Libertà e Chiesa negli USA al tempo della pandemia
Nel corso di storia del cattolicesimo negli USA che insegno ai miei studenti alla Villanova University, uno dei testi obbligatori è un classico, Catholics and American freedom di John McGreevy (docente alla University of Notre Dame).
Negli studi sul cattolicesimo americano, le parole «freedom» e «liberty» ricoprono un ruolo centrale.
Da un lato la storia degli Stati Uniti comincia con una rivendicazione di libertà che precede la Rivoluzione francese e fonda il ruolo di questo paese nella storia globale come «faro delle libertà», in un rapporto ambiguo con il concetto di impero, adottato sotto altro nome durante il «secolo americano» che fu il Novecento.
Dall’altro lato, per il cattolicesimo americano si era posto, a partire da metà Ottocento e poi in maniera diretta durante il Novecento, il problema di come essere americani e allo stesso tempo anche fedeli di una Chiesa apertamente ostile (almeno fino al concilio Vaticano II) al linguaggio dei diritti e delle libertà.
La questione non è solo storica o storiografica, ma è tornata di attualità negli ultimi anni qui negli Stati Uniti, il paese in cui vivo dal 2008. La storia delle cosiddette «culture war» tra conservatori e progressisti in America inizia negli anni Settanta, ma ha conosciuto, specialmente nell’ultimo decennio, un’ulteriore tappa: quella del ritorno della cultura cattolica conservatrice a un’idea del rapporto tra Chiesa e libertà che riflette molto più la teologia preconciliare che quella del magistero conciliare e post-conciliare, specialmente sul tema della libertà religiosa.
È sufficiente guardare al dibattito recente attorno a un documento fondamentale sul ruolo della Chiesa nel mondo contemporaneo, la dichiarazione del Vaticano II Dignitatis humanae sulla libertà religiosa, un testo che tanto deve alla riflessione e all’esperienza dei cattolici americani nel Novecento.
Nella letteratura recente proveniente dagli Stati Uniti (ma anche dall’Inghilterra – la vasta «anglosfera» che si contraddistingue dalla teologia europea continentale) è evidente il tentativo di interpretare il magistero conciliare e post-conciliare alla luce di un’ideologia religiosa di supremazia politica della Chiesa sull’ordine temporale, in una sorta di neo-temporalismo post-moderno.
Il punto di partenza era la polemica contro l’individualizzazione radicale dell’idea di libertà, specialmente sulle questioni di difesa della vita.

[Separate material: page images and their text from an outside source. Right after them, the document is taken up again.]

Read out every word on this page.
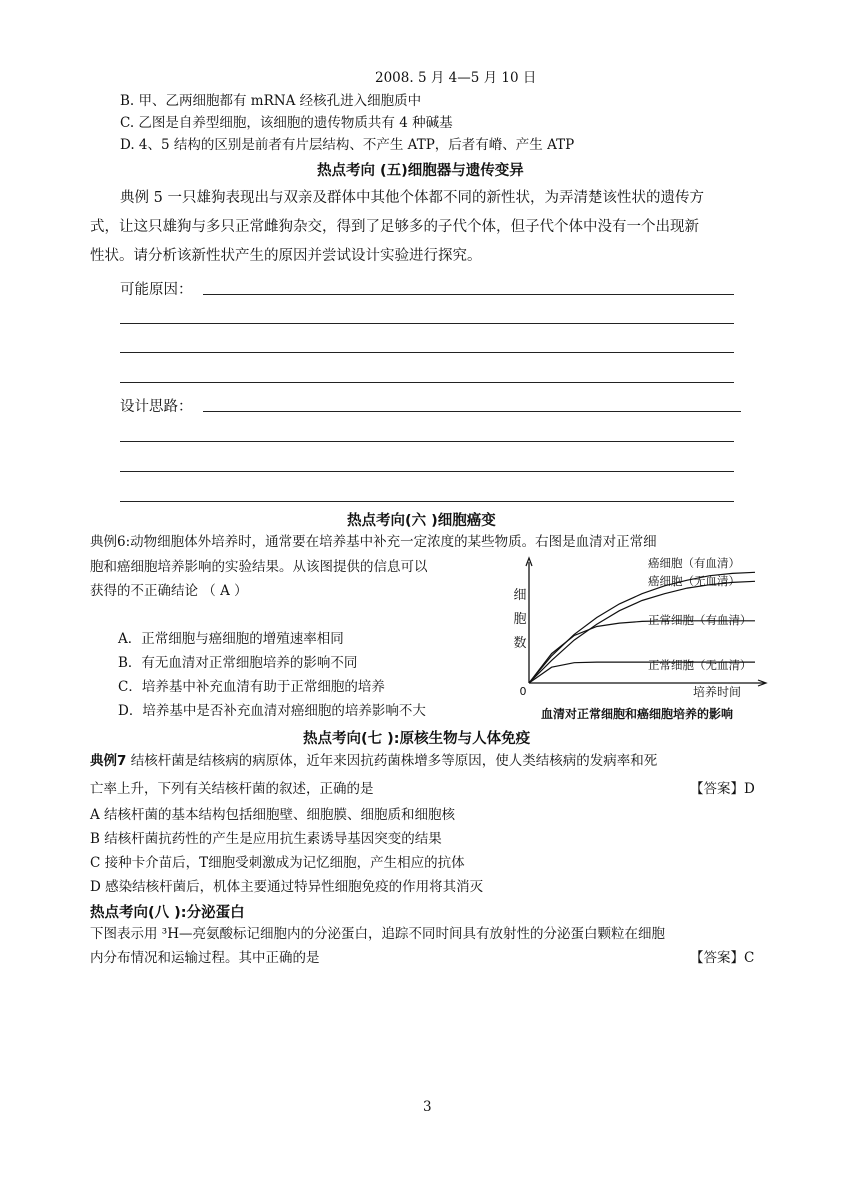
2008. 5 月 4—5 月 10 日
B. 甲、乙两细胞都有 mRNA 经核孔进入细胞质中
C. 乙图是自养型细胞，该细胞的遗传物质共有 4 种碱基
D. 4、5 结构的区别是前者有片层结构、不产生 ATP，后者有嵴、产生 ATP
热点考向 (五)细胞器与遗传变异
典例 5 一只雄狗表现出与双亲及群体中其他个体都不同的新性状，为弄清楚该性状的遗传方
式，让这只雄狗与多只正常雌狗杂交，得到了足够多的子代个体，但子代个体中没有一个出现新
性状。请分析该新性状产生的原因并尝试设计实验进行探究。
可能原因：
设计思路：
热点考向(六 )细胞癌变
典例6:动物细胞体外培养时，通常要在培养基中补充一定浓度的某些物质。右图是血清对正常细
胞和癌细胞培养影响的实验结果。从该图提供的信息可以
获得的不正确结论 （ A ）
A．正常细胞与癌细胞的增殖速率相同
B．有无血清对正常细胞培养的影响不同
C．培养基中补充血清有助于正常细胞的培养
D．培养基中是否补充血清对癌细胞的培养影响不大
细
胞
数
0	培养时间
血清对正常细胞和癌细胞培养的影响
癌细胞（有血清）
癌细胞（无血清）
正常细胞（有血清）
正常细胞（无血清）
热点考向(七 ):原核生物与人体免疫
典例7 结核杆菌是结核病的病原体，近年来因抗药菌株增多等原因，使人类结核病的发病率和死
亡率上升，下列有关结核杆菌的叙述，正确的是	【答案】D
A 结核杆菌的基本结构包括细胞壁、细胞膜、细胞质和细胞核
B 结核杆菌抗药性的产生是应用抗生素诱导基因突变的结果
C 接种卡介苗后，T细胞受刺激成为记忆细胞，产生相应的抗体
D 感染结核杆菌后，机体主要通过特异性细胞免疫的作用将其消灭
热点考向(八 ):分泌蛋白
下图表示用 ³H—亮氨酸标记细胞内的分泌蛋白，追踪不同时间具有放射性的分泌蛋白颗粒在细胞
内分布情况和运输过程。其中正确的是	【答案】C
3
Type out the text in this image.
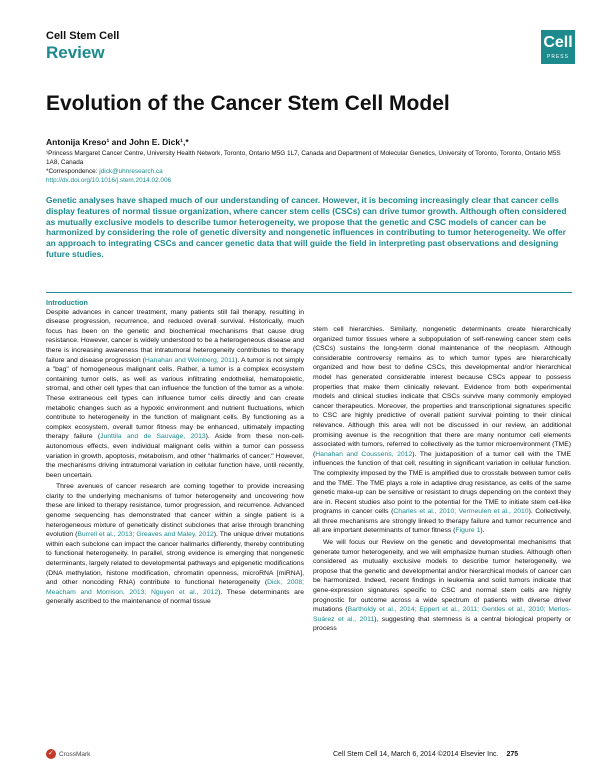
Cell Stem Cell
Review
Cell
PRESS
Evolution of the Cancer Stem Cell Model
Antonija Kreso¹ and John E. Dick¹,*
¹Princess Margaret Cancer Centre, University Health Network, Toronto, Ontario M5G 1L7, Canada and Department of Molecular Genetics, University of Toronto, Toronto, Ontario M5S 1A8, Canada
*Correspondence: jdick@uhnresearch.ca
http://dx.doi.org/10.1016/j.stem.2014.02.006
Genetic analyses have shaped much of our understanding of cancer. However, it is becoming increasingly clear that cancer cells display features of normal tissue organization, where cancer stem cells (CSCs) can drive tumor growth. Although often considered as mutually exclusive models to describe tumor heterogeneity, we propose that the genetic and CSC models of cancer can be harmonized by considering the role of genetic diversity and nongenetic influences in contributing to tumor heterogeneity. We offer an approach to integrating CSCs and cancer genetic data that will guide the field in interpreting past observations and designing future studies.
Introduction

Despite advances in cancer treatment, many patients still fail therapy, resulting in disease progression, recurrence, and reduced overall survival. Historically, much focus has been on the genetic and biochemical mechanisms that cause drug resistance. However, cancer is widely understood to be a heterogeneous disease and there is increasing awareness that intratumoral heterogeneity contributes to therapy failure and disease progression (Hanahan and Weinberg, 2011). A tumor is not simply a "bag" of homogeneous malignant cells. Rather, a tumor is a complex ecosystem containing tumor cells, as well as various infiltrating endothelial, hematopoietic, stromal, and other cell types that can influence the function of the tumor as a whole. These extraneous cell types can influence tumor cells directly and can create metabolic changes such as a hypoxic environment and nutrient fluctuations, which contribute to heterogeneity in the function of malignant cells. By functioning as a complex ecosystem, overall tumor fitness may be enhanced, ultimately impacting therapy failure (Junttila and de Sauvage, 2013). Aside from these non-cell-autonomous effects, even individual malignant cells within a tumor can possess variation in growth, apoptosis, metabolism, and other "hallmarks of cancer." However, the mechanisms driving intratumoral variation in cellular function have, until recently, been uncertain.

Three avenues of cancer research are coming together to provide increasing clarity to the underlying mechanisms of tumor heterogeneity and uncovering how these are linked to therapy resistance, tumor progression, and recurrence. Advanced genome sequencing has demonstrated that cancer within a single patient is a heterogeneous mixture of genetically distinct subclones that arise through branching evolution (Burrell et al., 2013; Greaves and Maley, 2012). The unique driver mutations within each subclone can impact the cancer hallmarks differently, thereby contributing to functional heterogeneity. In parallel, strong evidence is emerging that nongenetic determinants, largely related to developmental pathways and epigenetic modifications (DNA methylation, histone modification, chromatin openness, microRNA [miRNA], and other noncoding RNA) contribute to functional heterogeneity (Dick, 2008; Meacham and Morrison, 2013; Nguyen et al., 2012). These determinants are generally ascribed to the maintenance of normal tissue

stem cell hierarchies. Similarly, nongenetic determinants create hierarchically organized tumor tissues where a subpopulation of self-renewing cancer stem cells (CSCs) sustains the long-term clonal maintenance of the neoplasm. Although considerable controversy remains as to which tumor types are hierarchically organized and how best to define CSCs, this developmental and/or hierarchical model has generated considerable interest because CSCs appear to possess properties that make them clinically relevant. Evidence from both experimental models and clinical studies indicate that CSCs survive many commonly employed cancer therapeutics. Moreover, the properties and transcriptional signatures specific to CSC are highly predictive of overall patient survival pointing to their clinical relevance. Although this area will not be discussed in our review, an additional promising avenue is the recognition that there are many nontumor cell elements associated with tumors, referred to collectively as the tumor microenvironment (TME) (Hanahan and Coussens, 2012). The juxtaposition of a tumor cell with the TME influences the function of that cell, resulting in significant variation in cellular function. The complexity imposed by the TME is amplified due to crosstalk between tumor cells and the TME. The TME plays a role in adaptive drug resistance, as cells of the same genetic make-up can be sensitive or resistant to drugs depending on the context they are in. Recent studies also point to the potential for the TME to initiate stem cell-like programs in cancer cells (Charles et al., 2010; Vermeulen et al., 2010). Collectively, all three mechanisms are strongly linked to therapy failure and tumor recurrence and all are important determinants of tumor fitness (Figure 1).

We will focus our Review on the genetic and developmental mechanisms that generate tumor heterogeneity, and we will emphasize human studies. Although often considered as mutually exclusive models to describe tumor heterogeneity, we propose that the genetic and developmental and/or hierarchical models of cancer can be harmonized. Indeed, recent findings in leukemia and solid tumors indicate that gene-expression signatures specific to CSC and normal stem cells are highly prognostic for outcome across a wide spectrum of patients with diverse driver mutations (Bartholdy et al., 2014; Eppert et al., 2011; Gentles et al., 2010; Merlos-Suárez et al., 2011), suggesting that stemness is a central biological property or process

✓
CrossMark	Cell Stem Cell 14, March 6, 2014 ©2014 Elsevier Inc. 275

Oggi il punto di arrivo è la delegittimazione di ogni istanza che non sia riferibile o riconducibile a un cattolicesimo neo-integralista, il solo che può fornire legittimità morale alle autorità politiche. Si consideri che queste non sono posizioni isolate di qualche blogger: sono espresse da giovani ma già affermati docenti in importanti università come Harvard, Notre Dame e la Catholic University of America.
Non è chiaro se la pandemia liquiderà il sistema economico-politico neoliberale. È chiaro che essa pone la questione del futuro di questo anti-liberalismo cattolico che, negli Stati Uniti d’America specialmente, non è altro che il tentativo di nobilitare un sistema di pensiero anti-liberale ma profondamente libertario.

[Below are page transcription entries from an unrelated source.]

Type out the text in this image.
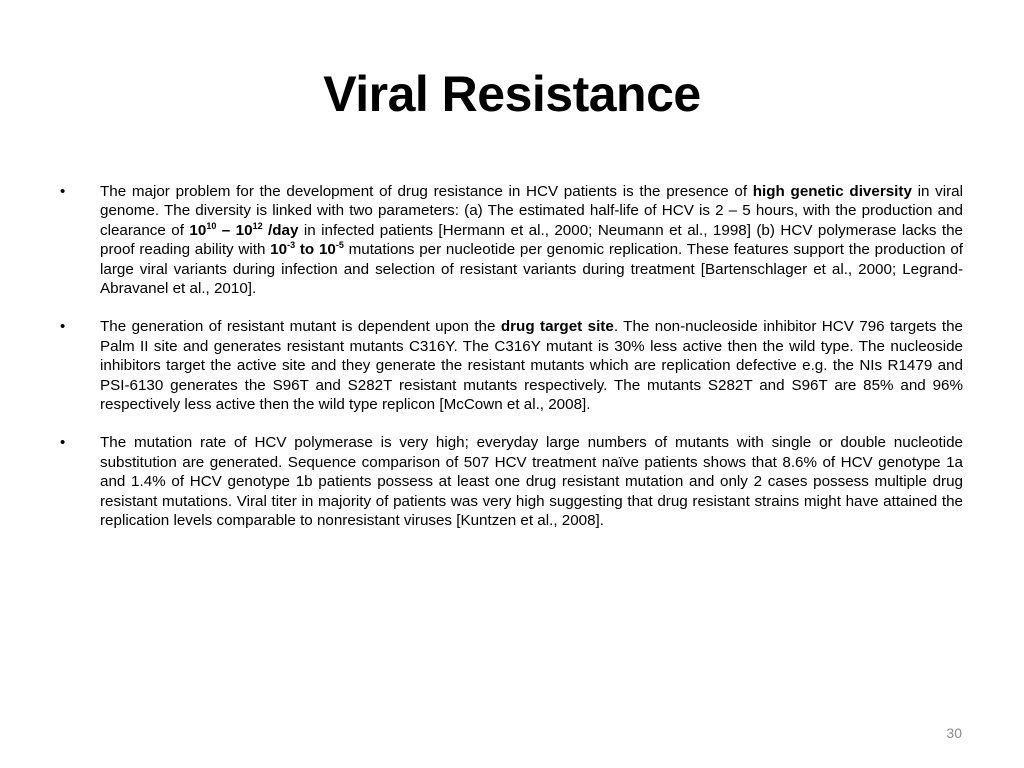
Viral Resistance
•	The major problem for the development of drug resistance in HCV patients is the presence of high genetic diversity in viral genome. The diversity is linked with two parameters: (a) The estimated half-life of HCV is 2 – 5 hours, with the production and clearance of $10^{10} - 10^{12}$ /day in infected patients [Hermann et al., 2000; Neumann et al., 1998] (b) HCV polymerase lacks the proof reading ability with $10^{-3}$ to $10^{-5}$ mutations per nucleotide per genomic replication. These features support the production of large viral variants during infection and selection of resistant variants during treatment [Bartenschlager et al., 2000; Legrand-Abravanel et al., 2010].
•	The generation of resistant mutant is dependent upon the drug target site. The non-nucleoside inhibitor HCV 796 targets the Palm II site and generates resistant mutants C316Y. The C316Y mutant is 30% less active then the wild type. The nucleoside inhibitors target the active site and they generate the resistant mutants which are replication defective e.g. the NIs R1479 and PSI-6130 generates the S96T and S282T resistant mutants respectively. The mutants S282T and S96T are 85% and 96% respectively less active then the wild type replicon [McCown et al., 2008].
•	The mutation rate of HCV polymerase is very high; everyday large numbers of mutants with single or double nucleotide substitution are generated. Sequence comparison of 507 HCV treatment naïve patients shows that 8.6% of HCV genotype 1a and 1.4% of HCV genotype 1b patients possess at least one drug resistant mutation and only 2 cases possess multiple drug resistant mutations. Viral titer in majority of patients was very high suggesting that drug resistant strains might have attained the replication levels comparable to nonresistant viruses [Kuntzen et al., 2008].
30
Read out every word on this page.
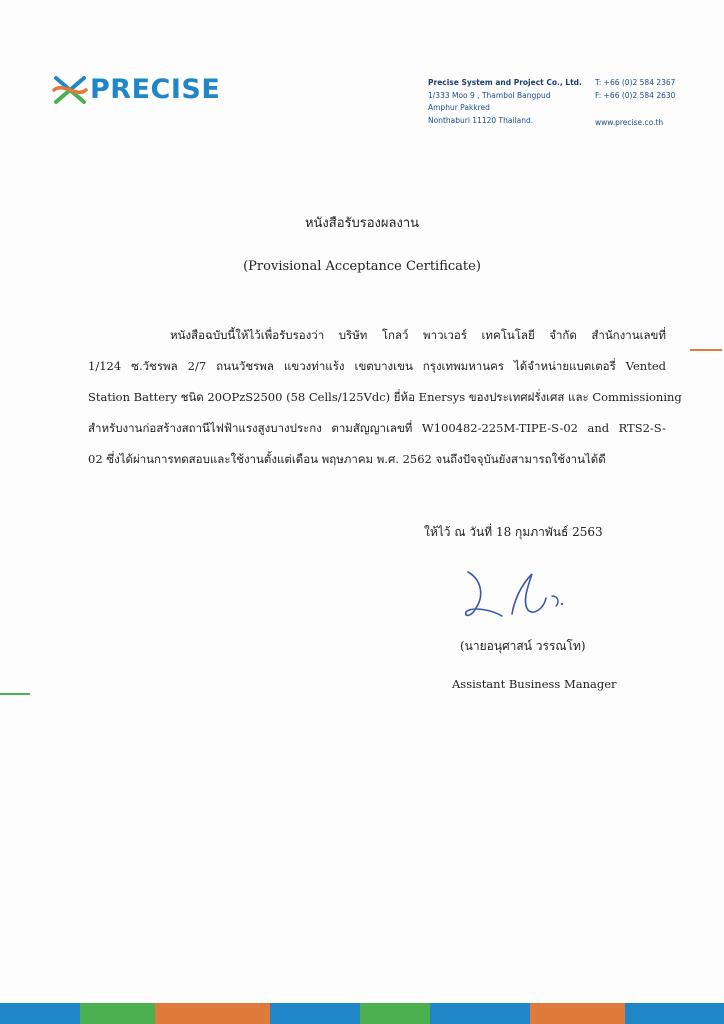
PRECISE	Precise System and Project Co., Ltd.
1/333 Moo 9 , Thambol Bangpud
Amphur Pakkred
Nonthaburi 11120 Thailand.
T: +66 (0)2 584 2367
F: +66 (0)2 584 2630
www.precise.co.th
หนังสือรับรองผลงาน
(Provisional Acceptance Certificate)
หนังสือฉบับนี้ให้ไว้เพื่อรับรองว่า บริษัท โกลว์ พาวเวอร์ เทคโนโลยี จำกัด สำนักงานเลขที่
1/124 ซ.วัชรพล 2/7 ถนนวัชรพล แขวงท่าแร้ง เขตบางเขน กรุงเทพมหานคร ได้จำหน่ายแบตเตอรี่ Vented
Station Battery ชนิด 20OPzS2500 (58 Cells/125Vdc) ยี่ห้อ Enersys ของประเทศฝรั่งเศส และ Commissioning
สำหรับงานก่อสร้างสถานีไฟฟ้าแรงสูงบางประกง ตามสัญญาเลขที่ W100482-225M-TIPE-S-02 and RTS2-S-
02 ซึ่งได้ผ่านการทดสอบและใช้งานตั้งแต่เดือน พฤษภาคม พ.ศ. 2562 จนถึงปัจจุบันยังสามารถใช้งานได้ดี
ให้ไว้ ณ วันที่ 18 กุมภาพันธ์ 2563
(นายอนุศาสน์ วรรณโท)
Assistant Business Manager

Se si guarda alle posizioni politiche espresse dagli esponenti di questo anti-liberalismo neo-integralista cattolico negli Stati Uniti, è evidente come l’autorità della Chiesa sia invocata quando si tratta di aborto ed eutanasia, mentre non viene invocata quasi mai quando si tratta di accesso universale alle cure mediche, controllo delle armi, difesa del creato.
È chiaro che la risposta alla pandemia attribuisce allo stato, su scala globale, un ruolo preminente con cui la Chiesa non può e non deve competere quanto a difesa della salute e dell’ordine pubblico. In Italia, nonostante alcuni iniziali tentennamenti da parte di importanti pubblici intellettuali del cattolicesimo, l’emergenza non ha scosso le fondamenta del sistema d’intesa cordiale tra Stato e Chiesa cattolica. Temo che non sarà così in America, dove le radici della cultura della libertà hanno prodotto frutti di ideologia libertaria anche in quei circoli intellettuali e clericali che si appellano all’autorità del magistero della Chiesa.
Massimo Faggioli è storico della Chiesa e insegna teologia e studi religiosi alla Villanova University di Philadelphia (USA).